For the sailors on the U.S. aircraft carriers steaming back to their home ports, the war is over, but for Mona Hassan it has just begun. Gesturing as if she were plucking out her own eyes, she wails, “I would take them and give them to my son.” Hoarse with grief, she pleads, “Take my eyes, take them! Who can watch their child like this, and live?”

Mona is grieving for her five-year-old son, Ali Mustafa Hassan, who lost both eyes when his three-year-old cousin, Hassan Ali Hussein, triggered an explosion by picking up a bomblet from a U.S. cluster bomb that had fallen into the garden outside their home in Baghdad. Now little Ali, swathed in bandages, lies wailing in a hospital bed, and Mona suffers inconsolably.

Mona Hassan is weeping, but George W. Bush is not.

Although the big military maneuvers have come to an end in Iraq, and some U.S. troops are being redeployed to prepare for the next regime change, the deaths and injuries continue in Iraq. Indeed, they will continue for many years, even if not another bomb is dropped, not another rocket or artillery shell is fired, because the United States has already sown the land with countless thousands of unexploded munitions, including vast numbers of bomblets like the one that blinded little Ali, and in due course they will take their grisly toll, mainly on the curious children who stumble across them.
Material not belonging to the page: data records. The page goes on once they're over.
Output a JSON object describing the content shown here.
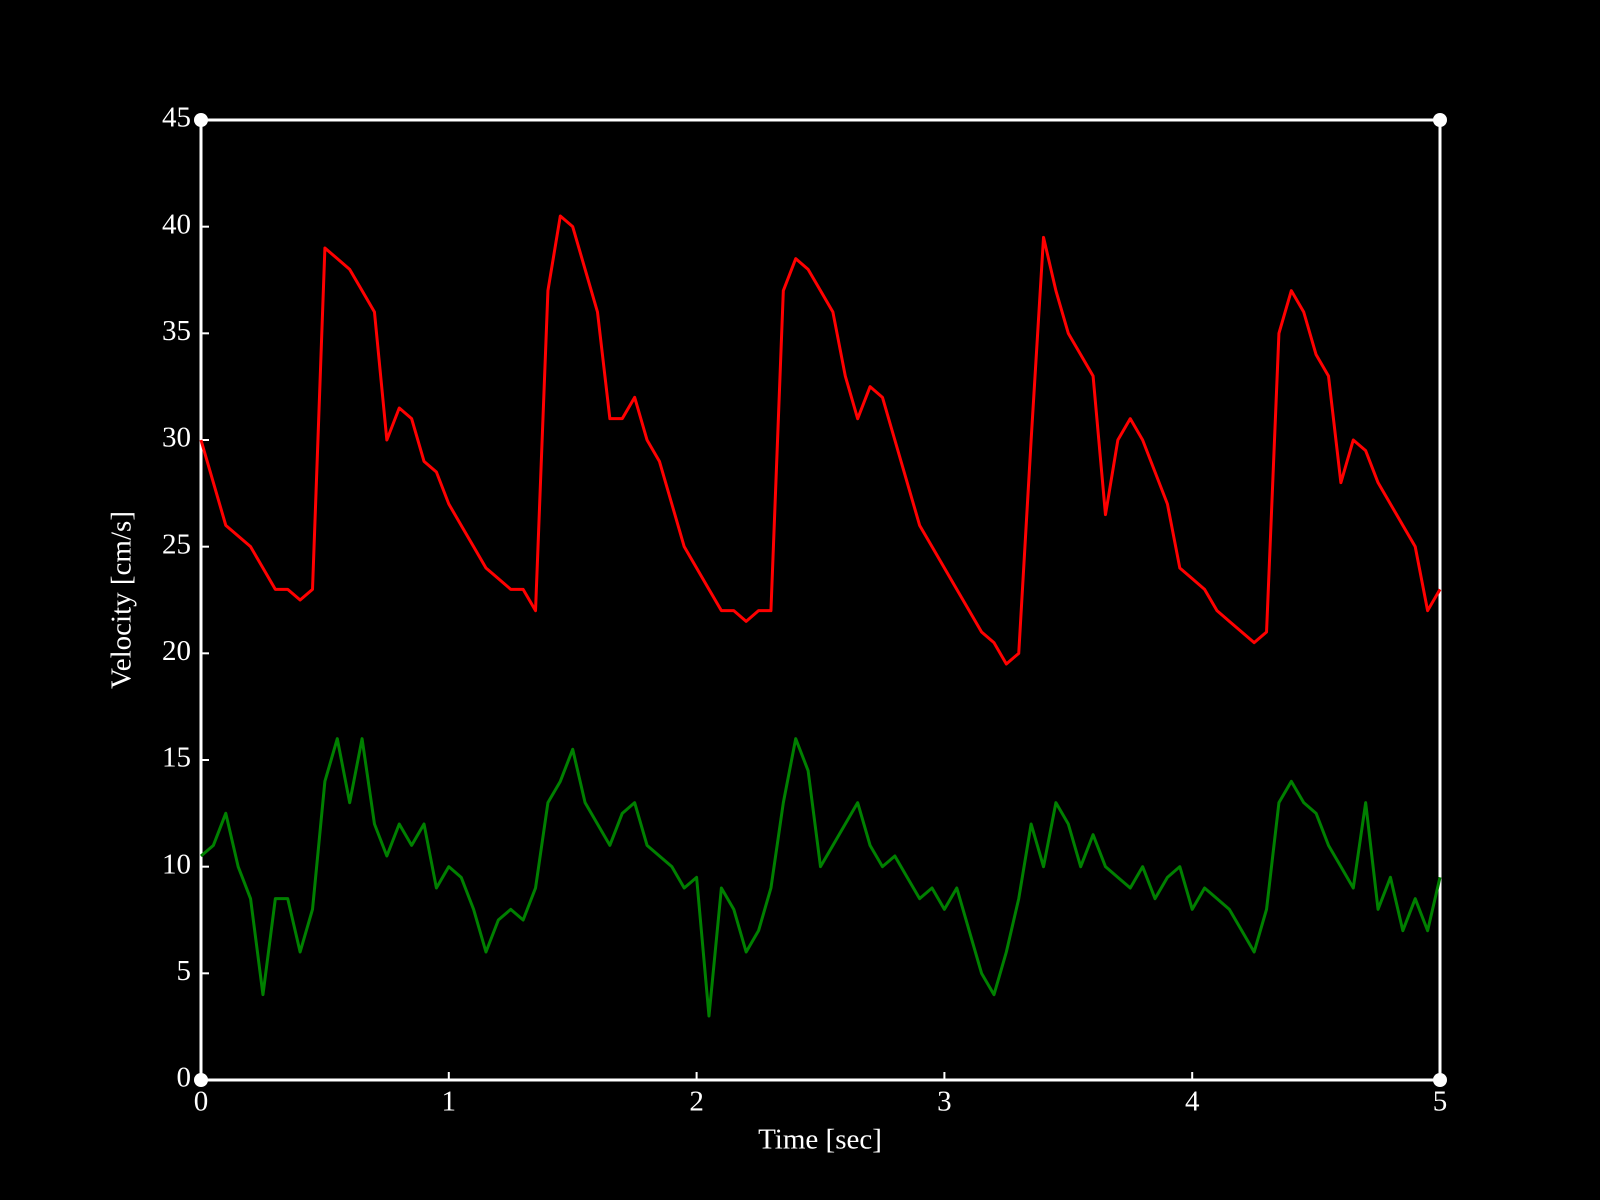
{
  "chart_data": {
    "type": "line",
    "xlabel": "Time [sec]",
    "ylabel": "Velocity [cm/s]",
    "x": [
      0,
      0.05,
      0.1,
      0.15,
      0.2,
      0.25,
      0.3,
      0.35,
      0.4,
      0.45,
      0.5,
      0.55,
      0.6,
      0.65,
      0.7,
      0.75,
      0.8,
      0.85,
      0.9,
      0.95,
      1,
      1.05,
      1.1,
      1.15,
      1.2,
      1.25,
      1.3,
      1.35,
      1.4,
      1.45,
      1.5,
      1.55,
      1.6,
      1.65,
      1.7,
      1.75,
      1.8,
      1.85,
      1.9,
      1.95,
      2,
      2.05,
      2.1,
      2.15,
      2.2,
      2.25,
      2.3,
      2.35,
      2.4,
      2.45,
      2.5,
      2.55,
      2.6,
      2.65,
      2.7,
      2.75,
      2.8,
      2.85,
      2.9,
      2.95,
      3,
      3.05,
      3.1,
      3.15,
      3.2,
      3.25,
      3.3,
      3.35,
      3.4,
      3.45,
      3.5,
      3.55,
      3.6,
      3.65,
      3.7,
      3.75,
      3.8,
      3.85,
      3.9,
      3.95,
      4,
      4.05,
      4.1,
      4.15,
      4.2,
      4.25,
      4.3,
      4.35,
      4.4,
      4.45,
      4.5,
      4.55,
      4.6,
      4.65,
      4.7,
      4.75,
      4.8,
      4.85,
      4.9,
      4.95,
      5
    ],
    "series": [
      {
        "color": "#ff0000",
        "values": [
          30,
          28,
          26,
          25.5,
          25,
          24,
          23,
          23,
          22.5,
          23,
          39,
          38.5,
          38,
          37,
          36,
          30,
          31.5,
          31,
          29,
          28.5,
          27,
          26,
          25,
          24,
          23.5,
          23,
          23,
          22,
          37,
          40.5,
          40,
          38,
          36,
          31,
          31,
          32,
          30,
          29,
          27,
          25,
          24,
          23,
          22,
          22,
          21.5,
          22,
          22,
          37,
          38.5,
          38,
          37,
          36,
          33,
          31,
          32.5,
          32,
          30,
          28,
          26,
          25,
          24,
          23,
          22,
          21,
          20.5,
          19.5,
          20,
          30,
          39.5,
          37,
          35,
          34,
          33,
          26.5,
          30,
          31,
          30,
          28.5,
          27,
          24,
          23.5,
          23,
          22,
          21.5,
          21,
          20.5,
          21,
          35,
          37,
          36,
          34,
          33,
          28,
          30,
          29.5,
          28,
          27,
          26,
          25,
          22,
          23
        ]
      },
      {
        "color": "#008000",
        "values": [
          10.5,
          11,
          12.5,
          10,
          8.5,
          4,
          8.5,
          8.5,
          6,
          8,
          14,
          16,
          13,
          16,
          12,
          10.5,
          12,
          11,
          12,
          9,
          10,
          9.5,
          8,
          6,
          7.5,
          8,
          7.5,
          9,
          13,
          14,
          15.5,
          13,
          12,
          11,
          12.5,
          13,
          11,
          10.5,
          10,
          9,
          9.5,
          3,
          9,
          8,
          6,
          7,
          9,
          13,
          16,
          14.5,
          10,
          11,
          12,
          13,
          11,
          10,
          10.5,
          9.5,
          8.5,
          9,
          8,
          9,
          7,
          5,
          4,
          6,
          8.5,
          12,
          10,
          13,
          12,
          10,
          11.5,
          10,
          9.5,
          9,
          10,
          8.5,
          9.5,
          10,
          8,
          9,
          8.5,
          8,
          7,
          6,
          8,
          13,
          14,
          13,
          12.5,
          11,
          10,
          9,
          13,
          8,
          9.5,
          7,
          8.5,
          7,
          9.5
        ]
      }
    ],
    "xlim": [
      0,
      5
    ],
    "xticks": [
      0,
      1,
      2,
      3,
      4,
      5
    ],
    "ylim": [
      0,
      45
    ],
    "yticks": [
      0,
      5,
      10,
      15,
      20,
      25,
      30,
      35,
      40,
      45
    ]
  }
}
Already, however, the invading U.S. forces have planted more than enough seeds to guarantee a bountiful harvest of sorrow.

Eleven-year-old Amer Mahmoud is among the many already victimized. He accidentally kicked a piece of unexploded ordnance as he walked through a field toward his home in outer Baghdad. The explosion ripped his leg to shreds, and the leg had to be amputated. “Everything in my life has changed,” whispers Amer from his hospital bed. “I cannot see now what my future will be.” Certainly much pain and probably a lifetime of desperate struggle await little Amer, and naturally he is afraid.

Amer Mahmoud’s life is devastated, but Donald Rumsfeld’s life is not.

Twenty-year-old Walid Hijazi may never sleep peacefully again. He will be haunted by the memory of how his baby sister, Rawand, died a hideous death in her father’s arms after her legs were blown away by the explosion of a U.S. bomblet that family members had brought into their apartment, curious and ignorant of what is was. Rawand’s aunt, Suha Jamal, says bitterly “Rawand was the enemy of no American.” Tell it to Dick Cheney, madam.

Walid Hijazi and Suha Jamal will find their sleep disturbed by horrifying nightmares, but Dick Cheney will not.

Khalid Tamimi and four other members of his family were walking on a footpath in Baghdad when his brother, seven-year-old Haithem, spotted something interesting, picked it up and examined it, then threw it down. The bomblet’s explosion killed Haithem and his nine-year-old cousin, Nora, and seriously wounded Khalid, as well as Amal and Mayasa, the children’s mothers.

Khalid, Amal, and Mayasa Tamimi are wounded and grief-stricken, but Paul Wolfowitz is not.

Khessma Radi has been overcome with anguish. At the burial of her twenty-two-year-old son, Hashim Kamel Radi, she staggered from the graveside, wailing and beating her chest. All day she continued to beat herself unless restrained by her sister or her daughter. Hashim, a student, had been killed by gunfire from U.S. aircraft while riding a bus home from Baghdad to Nasiriyah. “Our lives are full of fire and weeping,” cries Hashim’s cousin Hussain Urabi. “The United States is now doing the same as Saddam did, so how can we build civilization?” Ask Richard Perle, Mr. Urabi; he knows.

For Khessma Radi and Hussain Urabi, the future is grim, but for Richard Perle it is not.

By now the whole world knows about Ali Ismail Abbas. Twelve-year-old Ali was asleep in his home in Baghdad when a U.S. missile struck and the explosion tore off both his arms and killed his parents and his brother. Lying in a hospital bed, terrified and crying, he asked a Reuters reporter, “Can you help get my arms back?” Well, Ali, you’re asking the wrong person. You should be asking Colin Powell; he’s very close to the seat of power in this world, so he just might be able to help.

Ali’s life, such as remains of it, is shattered, but Colin Powell’s life is not.

It has often been said that war is Hell, but the saying is only half right. In truth, it’s Hell for some and perfectly splendid for others. For Mona Hassan, Amer Mahmoud, Walid Hijazi, Khalid Tamimi, Khessma Radi, Ali Ismail Abbas, and thousands of others like them, all perfectly innocent of threatening anybody, life now holds the prospect of endless misery, but for George W. Bush, Donald Rumsfeld, Dick Cheney, Paul Wolfowitz, Richard Perle, and Colin Powell, the powerful architects of that boundless suffering, the future looks bright.